A mesmerizante indústria cultural burguesa martela dia e noite na cabeça dos videotas que a alternativa ao capitalismo é miséria e chicote.
Os movimentos de contestação de 1968 e anos seguintes foram os últimos que abriram uma possibilidade real de revolução nos países prósperos. Nunca saberemos o que aconteceria se o Partido Comunista Francês tivesse se colocado no lado certo das barricadas, junto aos estudantes e operários jovens que se rebelaram, e não esfaqueando-os pelas costas.
Resta, para nós, a titânica tarefa de recolocarmos a revolução aos trilhos, reentronizando sua componente libertária, sem a qual ela jamais voltará a ser atrativa para os melhores seres humanos --mormente na era da internet!
É impensável, para cidadãos tão ciosos da sua liberdade pessoal como os de hoje, a perspectiva de desperdiçarem esforços na construção de regimes que lhes imporão camisas de força. Tanto quanto em 1968, temos, isto sim, de encarnar a esperança do paraíso agora!
E as terríveis frustrações com o stalinismo (degeneração burocrática da revolução que culminou na volta ao capitalismo e à democracia burguesa) e com o maoísmo (de cuja derrocada resultou o pior dos mundos possíveis, um capitalismo de estado altamente despótico) servem como sonoro alerta de que a nova revolução terá, obrigatoriamente, de ser global, tanto quanto o capitalismo hoje é global.

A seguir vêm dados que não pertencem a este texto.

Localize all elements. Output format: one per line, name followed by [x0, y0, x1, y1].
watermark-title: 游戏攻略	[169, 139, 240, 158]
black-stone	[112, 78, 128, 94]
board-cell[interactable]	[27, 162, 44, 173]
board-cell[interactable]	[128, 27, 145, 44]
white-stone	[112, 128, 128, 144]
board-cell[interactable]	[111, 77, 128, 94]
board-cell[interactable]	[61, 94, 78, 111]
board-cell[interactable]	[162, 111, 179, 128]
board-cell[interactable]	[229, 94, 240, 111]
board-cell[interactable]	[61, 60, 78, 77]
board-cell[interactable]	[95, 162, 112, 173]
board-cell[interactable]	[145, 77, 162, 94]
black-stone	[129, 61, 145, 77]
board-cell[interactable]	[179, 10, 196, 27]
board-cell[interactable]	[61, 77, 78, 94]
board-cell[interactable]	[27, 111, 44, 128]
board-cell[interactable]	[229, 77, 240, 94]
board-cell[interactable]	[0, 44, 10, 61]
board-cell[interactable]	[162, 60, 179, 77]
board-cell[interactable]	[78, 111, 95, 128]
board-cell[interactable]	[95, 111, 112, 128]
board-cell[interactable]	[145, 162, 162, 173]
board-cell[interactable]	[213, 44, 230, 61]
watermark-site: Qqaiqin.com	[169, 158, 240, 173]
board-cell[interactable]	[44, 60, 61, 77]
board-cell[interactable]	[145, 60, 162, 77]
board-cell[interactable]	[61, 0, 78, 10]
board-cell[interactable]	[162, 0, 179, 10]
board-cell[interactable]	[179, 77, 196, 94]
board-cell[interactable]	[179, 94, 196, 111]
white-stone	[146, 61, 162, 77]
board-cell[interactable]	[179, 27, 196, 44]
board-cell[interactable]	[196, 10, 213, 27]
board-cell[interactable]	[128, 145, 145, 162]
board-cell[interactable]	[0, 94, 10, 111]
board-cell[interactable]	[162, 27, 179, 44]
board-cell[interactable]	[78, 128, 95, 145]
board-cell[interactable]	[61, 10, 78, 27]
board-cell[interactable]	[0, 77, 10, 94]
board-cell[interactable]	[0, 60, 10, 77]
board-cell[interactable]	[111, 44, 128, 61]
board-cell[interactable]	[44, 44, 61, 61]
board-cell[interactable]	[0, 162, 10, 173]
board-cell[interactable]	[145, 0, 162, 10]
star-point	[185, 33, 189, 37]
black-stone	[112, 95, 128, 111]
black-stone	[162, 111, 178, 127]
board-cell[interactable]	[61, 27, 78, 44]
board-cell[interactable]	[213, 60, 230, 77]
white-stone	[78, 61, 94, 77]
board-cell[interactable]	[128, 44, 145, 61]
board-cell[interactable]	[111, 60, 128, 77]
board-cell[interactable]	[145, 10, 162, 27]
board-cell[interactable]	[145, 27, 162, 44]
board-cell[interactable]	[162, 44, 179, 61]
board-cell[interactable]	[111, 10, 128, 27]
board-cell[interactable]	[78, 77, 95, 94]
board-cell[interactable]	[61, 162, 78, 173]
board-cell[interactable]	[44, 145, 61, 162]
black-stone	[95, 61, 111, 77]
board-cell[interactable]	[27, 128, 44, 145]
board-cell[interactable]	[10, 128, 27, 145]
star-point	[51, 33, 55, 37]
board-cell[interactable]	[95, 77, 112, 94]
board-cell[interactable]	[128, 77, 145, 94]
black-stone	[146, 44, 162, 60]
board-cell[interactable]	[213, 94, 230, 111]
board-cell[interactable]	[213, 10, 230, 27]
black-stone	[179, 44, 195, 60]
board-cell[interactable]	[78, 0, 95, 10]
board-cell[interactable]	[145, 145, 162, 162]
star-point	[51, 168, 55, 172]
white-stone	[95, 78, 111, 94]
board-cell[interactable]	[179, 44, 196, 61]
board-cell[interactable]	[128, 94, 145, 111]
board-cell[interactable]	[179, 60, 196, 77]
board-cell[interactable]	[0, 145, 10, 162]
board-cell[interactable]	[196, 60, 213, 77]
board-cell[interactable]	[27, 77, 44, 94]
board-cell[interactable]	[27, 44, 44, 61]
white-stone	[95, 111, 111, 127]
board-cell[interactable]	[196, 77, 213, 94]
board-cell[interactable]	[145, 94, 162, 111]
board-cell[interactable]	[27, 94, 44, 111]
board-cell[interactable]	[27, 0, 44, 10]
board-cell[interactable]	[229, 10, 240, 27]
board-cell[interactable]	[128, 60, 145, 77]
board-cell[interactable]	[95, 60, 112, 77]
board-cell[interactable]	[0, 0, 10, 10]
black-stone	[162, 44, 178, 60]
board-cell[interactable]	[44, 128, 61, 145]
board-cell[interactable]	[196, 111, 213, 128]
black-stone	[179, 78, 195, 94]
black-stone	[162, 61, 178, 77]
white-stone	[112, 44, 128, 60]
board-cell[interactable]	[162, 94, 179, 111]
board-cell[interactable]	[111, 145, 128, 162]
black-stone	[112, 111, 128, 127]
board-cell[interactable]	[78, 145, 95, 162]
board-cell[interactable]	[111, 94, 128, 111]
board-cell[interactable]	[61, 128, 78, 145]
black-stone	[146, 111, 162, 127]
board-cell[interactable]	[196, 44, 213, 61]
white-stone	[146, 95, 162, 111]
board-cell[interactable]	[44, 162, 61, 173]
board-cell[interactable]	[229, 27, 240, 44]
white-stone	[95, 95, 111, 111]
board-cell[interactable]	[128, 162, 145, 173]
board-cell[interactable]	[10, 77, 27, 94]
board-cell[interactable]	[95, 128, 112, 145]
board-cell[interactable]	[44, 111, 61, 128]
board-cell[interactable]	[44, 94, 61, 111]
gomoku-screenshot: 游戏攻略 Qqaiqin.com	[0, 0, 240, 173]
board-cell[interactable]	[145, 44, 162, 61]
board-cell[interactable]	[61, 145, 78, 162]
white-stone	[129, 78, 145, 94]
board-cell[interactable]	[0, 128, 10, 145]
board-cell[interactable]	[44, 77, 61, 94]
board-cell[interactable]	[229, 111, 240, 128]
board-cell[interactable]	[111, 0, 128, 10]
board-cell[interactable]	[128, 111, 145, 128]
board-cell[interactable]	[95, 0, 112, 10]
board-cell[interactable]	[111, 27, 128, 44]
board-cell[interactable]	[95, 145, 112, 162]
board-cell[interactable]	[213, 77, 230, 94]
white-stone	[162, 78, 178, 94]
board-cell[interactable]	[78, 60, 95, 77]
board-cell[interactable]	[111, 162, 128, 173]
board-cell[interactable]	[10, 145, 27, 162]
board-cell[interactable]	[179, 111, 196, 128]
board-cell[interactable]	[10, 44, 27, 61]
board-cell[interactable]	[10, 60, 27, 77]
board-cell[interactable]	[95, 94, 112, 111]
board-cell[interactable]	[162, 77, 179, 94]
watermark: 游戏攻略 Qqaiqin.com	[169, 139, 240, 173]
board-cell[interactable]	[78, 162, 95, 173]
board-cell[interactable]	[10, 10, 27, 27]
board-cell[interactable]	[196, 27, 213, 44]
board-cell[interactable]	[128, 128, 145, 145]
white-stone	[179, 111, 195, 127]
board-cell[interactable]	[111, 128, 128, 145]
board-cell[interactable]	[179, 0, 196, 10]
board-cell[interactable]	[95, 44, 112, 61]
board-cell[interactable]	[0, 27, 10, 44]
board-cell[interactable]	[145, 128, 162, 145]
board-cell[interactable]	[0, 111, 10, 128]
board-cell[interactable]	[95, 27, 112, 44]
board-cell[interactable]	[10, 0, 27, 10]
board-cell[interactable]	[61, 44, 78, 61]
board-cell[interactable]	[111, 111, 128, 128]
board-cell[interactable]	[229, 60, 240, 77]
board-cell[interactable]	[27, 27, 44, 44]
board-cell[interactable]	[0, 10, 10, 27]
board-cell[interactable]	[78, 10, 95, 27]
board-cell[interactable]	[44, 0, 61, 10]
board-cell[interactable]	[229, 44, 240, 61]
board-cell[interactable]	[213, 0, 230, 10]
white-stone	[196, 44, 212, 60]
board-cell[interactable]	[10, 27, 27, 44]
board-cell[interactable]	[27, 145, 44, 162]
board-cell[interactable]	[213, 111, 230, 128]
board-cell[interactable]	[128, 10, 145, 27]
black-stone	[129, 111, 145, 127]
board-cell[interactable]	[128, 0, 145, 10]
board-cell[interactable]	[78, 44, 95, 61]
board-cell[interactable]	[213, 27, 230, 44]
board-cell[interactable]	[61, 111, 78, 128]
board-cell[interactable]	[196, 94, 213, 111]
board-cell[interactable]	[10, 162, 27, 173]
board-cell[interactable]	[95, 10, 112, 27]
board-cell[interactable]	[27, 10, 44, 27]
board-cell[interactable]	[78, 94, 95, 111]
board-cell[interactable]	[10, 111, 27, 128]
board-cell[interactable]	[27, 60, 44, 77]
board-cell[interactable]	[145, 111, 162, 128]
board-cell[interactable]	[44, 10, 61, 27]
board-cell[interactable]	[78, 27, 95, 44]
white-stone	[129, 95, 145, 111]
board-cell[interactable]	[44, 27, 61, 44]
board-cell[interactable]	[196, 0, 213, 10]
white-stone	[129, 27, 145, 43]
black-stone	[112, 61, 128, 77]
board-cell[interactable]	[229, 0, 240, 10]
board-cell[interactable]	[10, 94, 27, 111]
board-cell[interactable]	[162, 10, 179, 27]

O chamado socialismo real implantado em países isolados, nem serviu como estopim para a revolução mundial, nem se manteve... socialista. Na verdade, tornou-se uma caricatura odiosa do socialismo, que melhor serviu à burguesia como espantalho do que para nós como cartão de visita.
É hora de reassumirmos a revolução mundial --e, eminentemente, libertária-- como meta suprema.